Verification code

CAPTCHA stands for “Completely Automated Public Turing Test to tell Computers and Humans Apart.” It is a public automatic program that distinguishes between a computer and a human user. Can prevent: malicious crack password, brush ticket, forum flooding, effectively prevent a hacker to a specific registered user with a specific program to crack the way to continue to try to land, in fact, with verification code is now a lot of websites popular way, we use a relatively simple way to achieve this function. This question can be generated and judged by a computer, but only a human can answer it. Since computers can’t answer CAPTCHA’s questions, users who do are considered human.

Captchas are commonly used for web site logins to distinguish between human and machine actions. Enabling captcha is one of the common methods of anti – crawler and anti – hacker. However, with the continuous progress of technology, especially the development of Machine Learning, ordinary verification code recognition is not very complicated.

Identify the architecture of the captcha

Two things need to be done before a captcha service can be set up. 1) Use the existing crawler to collect the image verification code and label these images. Here, I use PicCrawler, an image crawler I developed myself. The so-called annotation is to use the naked eye to correctly identify the numbers and letters in the picture, and then use these numbers and letters as the name of the picture.

2) Use TensorFlow to train these captcha generation models with at least several thousand captcha per batch. In this way, trained models can be loaded through TensorFlow’s API.
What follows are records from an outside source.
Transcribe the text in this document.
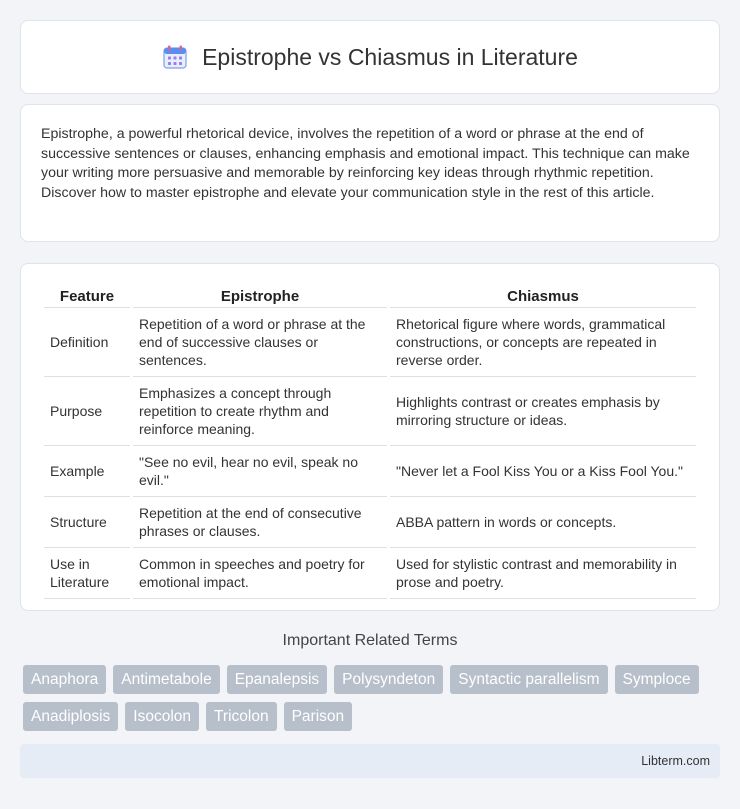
Epistrophe vs Chiasmus in Literature

Epistrophe, a powerful rhetorical device, involves the repetition of a word or phrase at the end of successive sentences or clauses, enhancing emphasis and emotional impact. This technique can make your writing more persuasive and memorable by reinforcing key ideas through rhythmic repetition. Discover how to master epistrophe and elevate your communication style in the rest of this article.

Feature	Epistrophe	Chiasmus
Definition	Repetition of a word or phrase at the end of successive clauses or sentences.	Rhetorical figure where words, grammatical constructions, or concepts are repeated in reverse order.
Purpose	Emphasizes a concept through repetition to create rhythm and reinforce meaning.	Highlights contrast or creates emphasis by mirroring structure or ideas.
Example	"See no evil, hear no evil, speak no evil."	"Never let a Fool Kiss You or a Kiss Fool You."
Structure	Repetition at the end of consecutive phrases or clauses.	ABBA pattern in words or concepts.
Use in Literature	Common in speeches and poetry for emotional impact.	Used for stylistic contrast and memorability in prose and poetry.
Important Related Terms
Anaphora	Antimetabole	Epanalepsis	Polysyndeton	Syntactic parallelism	Symploce
Anadiplosis	Isocolon	Tricolon	Parison
Libterm.com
Once you’ve done that, you need to think about how you can integrate it into your existing framework.

  • Initial architecture

    We initially considered using OpenCV to load the model because OpenCV has a Java API. Vert.x then interacts with OpenCV. In this architecture, the wired model and the offline model are the models used in the production environment. Each time the trained offline model can replace the online model. But OpenCV had problems loading the model, so it tried a different approach.

  • Later attempts

Using the TensorFlow Java API instead of OpenCV to load the model also ran into problems and had to use the last option.

  • Final architecture

The model is loaded using Python’s Web framework, Flask, and the TensorFlow Python API. In this architecture, vert. x calls the interfaces exposed by Flask and returns the recognized results.

Finally, the data returned by the interface matches the content of the captcha in the image. You’ve done a verification code.

thinking

Currently, only one or two types of captcha can be identified. In the future, multiple types of captcha will be labeled and trained into a model.

Captcha functionality is intended to be integrated as a component of the crawler framework, NetDiscovery. Since the crawler framework is open source, this module is freely available to everyone.

The architecture of the captcha module also seeks to replace Python with familiar Java.